É uma modalidade bastante exigente. Para se atingir um determinado nível tem de se trabalhar muito com orientação, com discernimento, com método, com regras porque senão não conseguem. O que irá fazer com que consigamos crescer e evoluir como pessoas e acabamos por nos conhecer melhor.

Agora certas modalidades como o kickboxing  e o muay thai   estão muito na moda. Acha que é temporário? 
Em Portugal há muito bons técnicos, reconheço isso. Eu, enquanto treinador, utilizo um método de ser como um árbitro. Transmito, ajudo e colaboro mas é como se não estivesse lá. Tento ser invisível dentro da sala. É assim que as pessoas se vão sentir bem. Treinam, desenvolvem e, estão à vontade umas com as outras. Faço para que não seja temporário, mas uma paixão.

Hoje sente-se realizado enquanto professor?
Eu tive de voltar aos ringues para me sentir realizado. Hoje sinto-me realizado como treinador, como atleta e como pessoa. Todos os dias é um dia e eu dou sempre o meu melhor para que isso se torne uma realidade. O lançamento deste livro é um objetivo que tinha há mais de vinte anos portanto é um sonho.

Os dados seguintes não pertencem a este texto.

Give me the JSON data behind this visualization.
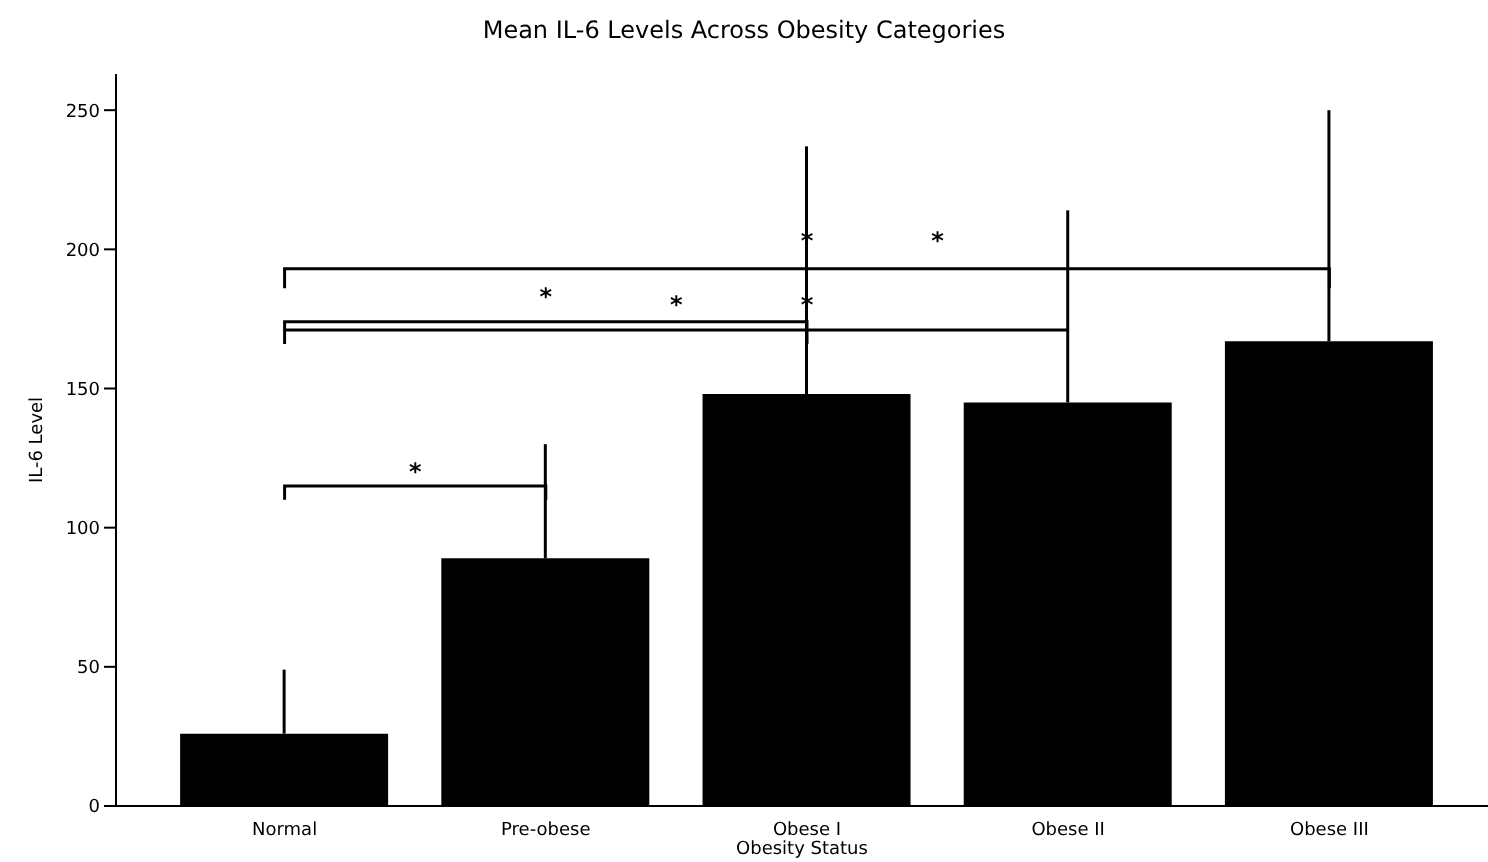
{
  "chart_data": {
    "type": "bar",
    "title": "Mean IL-6 Levels Across Obesity Categories",
    "xlabel": "Obesity Status",
    "ylabel": "IL-6 Level",
    "categories": [
      "Normal",
      "Pre-obese",
      "Obese I",
      "Obese II",
      "Obese III"
    ],
    "values": [
      26,
      89,
      148,
      145,
      167
    ],
    "errors": [
      [
        26,
        49
      ],
      [
        89,
        130
      ],
      [
        148,
        237
      ],
      [
        145,
        214
      ],
      [
        167,
        250
      ]
    ],
    "color": "#000000",
    "ylim": [
      0,
      263
    ],
    "yticks": [
      0,
      50,
      100,
      150,
      200,
      250
    ],
    "grid": false,
    "legend": false,
    "annotations": [
      "*",
      "*",
      "*",
      "*",
      "*",
      "*"
    ]
  }
}
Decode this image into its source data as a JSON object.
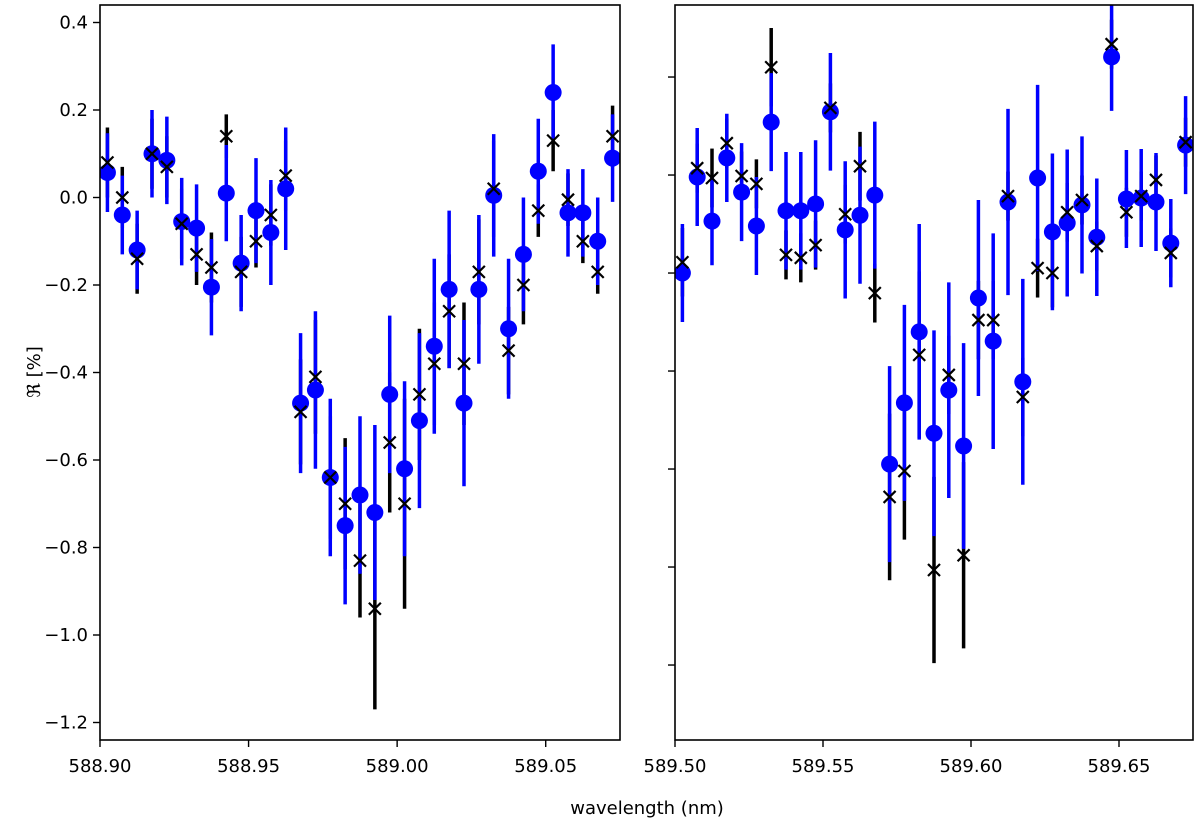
{
  "chart_data": [
    {
      "type": "errorbar",
      "xlabel": "wavelength (nm)",
      "ylabel": "ℜ [%]",
      "xlim": [
        588.9,
        589.075
      ],
      "ylim": [
        -1.24,
        0.44
      ],
      "xticks": [
        {
          "value": 588.9,
          "label": "588.90"
        },
        {
          "value": 588.95,
          "label": "588.95"
        },
        {
          "value": 589.0,
          "label": "589.00"
        },
        {
          "value": 589.05,
          "label": "589.05"
        }
      ],
      "yticks": [
        0.4,
        0.2,
        {
          "value": 0,
          "label": "0.0"
        },
        {
          "value": -0.2,
          "label": "−0.2"
        },
        {
          "value": -0.4,
          "label": "−0.4"
        },
        {
          "value": -0.6,
          "label": "−0.6"
        },
        {
          "value": -0.8,
          "label": "−0.8"
        },
        {
          "value": -1.0,
          "label": "−1.0"
        },
        {
          "value": -1.2,
          "label": "−1.2"
        }
      ],
      "x": [
        588.9025,
        588.9075,
        588.9125,
        588.9175,
        588.9225,
        588.9275,
        588.9325,
        588.9375,
        588.9425,
        588.9475,
        588.9525,
        588.9575,
        588.9625,
        588.9675,
        588.9725,
        588.9775,
        588.9825,
        588.9875,
        588.9925,
        588.9975,
        589.0025,
        589.0075,
        589.0125,
        589.0175,
        589.0225,
        589.0275,
        589.0325,
        589.0375,
        589.0425,
        589.0475,
        589.0525,
        589.0575,
        589.0625,
        589.0675,
        589.0725
      ],
      "series": [
        {
          "color": "#000000",
          "marker": "x",
          "values": [
            0.08,
            0.0,
            -0.14,
            0.1,
            0.07,
            -0.06,
            -0.13,
            -0.16,
            0.14,
            -0.17,
            -0.1,
            -0.04,
            0.05,
            -0.49,
            -0.41,
            -0.64,
            -0.7,
            -0.83,
            -0.94,
            -0.56,
            -0.7,
            -0.45,
            -0.38,
            -0.26,
            -0.38,
            -0.17,
            0.02,
            -0.35,
            -0.2,
            -0.03,
            0.13,
            -0.005,
            -0.1,
            -0.17,
            0.14
          ],
          "errors": [
            0.08,
            0.07,
            0.08,
            0.08,
            0.07,
            0.08,
            0.07,
            0.08,
            0.05,
            0.08,
            0.06,
            0.07,
            0.08,
            0.12,
            0.13,
            0.14,
            0.15,
            0.13,
            0.23,
            0.16,
            0.24,
            0.15,
            0.14,
            0.13,
            0.14,
            0.12,
            0.11,
            0.1,
            0.09,
            0.06,
            0.07,
            0.06,
            0.05,
            0.05,
            0.07
          ]
        },
        {
          "color": "#0000ff",
          "marker": "o",
          "values": [
            0.057,
            -0.04,
            -0.12,
            0.1,
            0.085,
            -0.055,
            -0.07,
            -0.205,
            0.01,
            -0.15,
            -0.03,
            -0.08,
            0.02,
            -0.47,
            -0.44,
            -0.64,
            -0.75,
            -0.68,
            -0.72,
            -0.45,
            -0.62,
            -0.51,
            -0.34,
            -0.21,
            -0.47,
            -0.21,
            0.005,
            -0.3,
            -0.13,
            0.06,
            0.24,
            -0.035,
            -0.035,
            -0.1,
            0.09
          ],
          "errors": [
            0.09,
            0.09,
            0.09,
            0.1,
            0.1,
            0.1,
            0.1,
            0.11,
            0.11,
            0.11,
            0.12,
            0.12,
            0.14,
            0.16,
            0.18,
            0.18,
            0.18,
            0.18,
            0.2,
            0.18,
            0.2,
            0.2,
            0.2,
            0.18,
            0.19,
            0.17,
            0.14,
            0.16,
            0.13,
            0.12,
            0.11,
            0.1,
            0.1,
            0.1,
            0.1
          ]
        }
      ]
    },
    {
      "type": "errorbar",
      "xlim": [
        589.5,
        589.675
      ],
      "ylim": [
        -1.153,
        0.347
      ],
      "xticks": [
        {
          "value": 589.5,
          "label": "589.50"
        },
        {
          "value": 589.55,
          "label": "589.55"
        },
        {
          "value": 589.6,
          "label": "589.60"
        },
        {
          "value": 589.65,
          "label": "589.65"
        }
      ],
      "yticks": [
        0.2,
        0,
        -0.2,
        -0.4,
        -0.6,
        -0.8,
        -1.0
      ],
      "x": [
        589.5025,
        589.5075,
        589.5125,
        589.5175,
        589.5225,
        589.5275,
        589.5325,
        589.5375,
        589.5425,
        589.5475,
        589.5525,
        589.5575,
        589.5625,
        589.5675,
        589.5725,
        589.5775,
        589.5825,
        589.5875,
        589.5925,
        589.5975,
        589.6025,
        589.6075,
        589.6125,
        589.6175,
        589.6225,
        589.6275,
        589.6325,
        589.6375,
        589.6425,
        589.6475,
        589.6525,
        589.6575,
        589.6625,
        589.6675,
        589.6725
      ],
      "series": [
        {
          "color": "#000000",
          "marker": "x",
          "values": [
            -0.178,
            0.014,
            -0.006,
            0.065,
            -0.002,
            -0.018,
            0.22,
            -0.163,
            -0.169,
            -0.143,
            0.137,
            -0.08,
            0.018,
            -0.241,
            -0.657,
            -0.604,
            -0.367,
            -0.806,
            -0.408,
            -0.776,
            -0.296,
            -0.296,
            -0.043,
            -0.453,
            -0.19,
            -0.2,
            -0.076,
            -0.051,
            -0.145,
            0.267,
            -0.076,
            -0.043,
            -0.01,
            -0.159,
            0.067
          ],
          "errors": [
            0.07,
            0.05,
            0.06,
            0.05,
            0.05,
            0.05,
            0.08,
            0.05,
            0.05,
            0.05,
            0.05,
            0.06,
            0.07,
            0.06,
            0.17,
            0.14,
            0.17,
            0.19,
            0.08,
            0.19,
            0.08,
            0.08,
            0.05,
            0.08,
            0.06,
            0.07,
            0.06,
            0.05,
            0.05,
            0.05,
            0.05,
            0.05,
            0.05,
            0.05,
            0.05
          ]
        },
        {
          "color": "#0000ff",
          "marker": "o",
          "values": [
            -0.2,
            -0.004,
            -0.094,
            0.035,
            -0.035,
            -0.104,
            0.108,
            -0.073,
            -0.073,
            -0.059,
            0.129,
            -0.112,
            -0.082,
            -0.041,
            -0.59,
            -0.465,
            -0.32,
            -0.527,
            -0.439,
            -0.553,
            -0.251,
            -0.339,
            -0.055,
            -0.422,
            -0.006,
            -0.116,
            -0.098,
            -0.061,
            -0.127,
            0.241,
            -0.049,
            -0.047,
            -0.055,
            -0.139,
            0.061
          ],
          "errors": [
            0.1,
            0.1,
            0.09,
            0.09,
            0.1,
            0.1,
            0.1,
            0.12,
            0.12,
            0.13,
            0.12,
            0.14,
            0.14,
            0.15,
            0.2,
            0.2,
            0.22,
            0.21,
            0.22,
            0.21,
            0.2,
            0.22,
            0.19,
            0.21,
            0.19,
            0.16,
            0.15,
            0.14,
            0.12,
            0.11,
            0.1,
            0.1,
            0.1,
            0.09,
            0.1
          ]
        }
      ]
    }
  ]
}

A verdade é que parou durante dez anos de competir. Porquê?
Sentia que me faltava alguma coisa. Durante esses anos não bati em nenhum saco, quase não dava um pontapé, aumentei imenso peso, depois até me começaram a doer as costas. Um dia estava com um amigo e fiz uns movimentos e disse «vou voltar aos ringues». Comecei a treinar no dia seguinte e fiz mais cerca de  50 combates. Entre os meus 37 e 45 anos, fiz também boxe profissional mas aí já era por uma questão de prazer. Em 2011 saí de vez porque já me andava a arrastar muito. Não valia a pena.

Qual era a sua técnica preferida?
As técnicas que preferi sempre eram as defensivas. Nunca gostei de levar porrada, houve combates que joguei do princípio ao fim sem que me tocassem uma única vez. A minha evolução na altura era muita. Eu procurava trazer livros do estrangeiro e tentava estar o mais informado possível. Eu era uma pessoa que estava com os melhores em termos de informação. Ninguém tinha a informação que eu tinha. Atualmente não vale a pena uma pessoa ter segredos porque basta ir à internet que encontra tudo mas na altura não havia.

Se hoje ainda praticasse a nível competitivo qual seria o adversário que gostaria de encontrar no ringue?
Nunca pensei nisso. Fosse quem fosse que viesse, eu lutava. Uma pessoa quando é boa não tem esse problema. Modéstia à parte (risos).

‘Ser Campeão. No ringue Como na Vida’. O título do livro, mas também um lema de vida?
As pessoas para serem campeãs do que quer que seja têm de ser campeãs na vida. Têm de ter ética. Têm de ter princípios e têm de ser honestas. Senão não conseguem.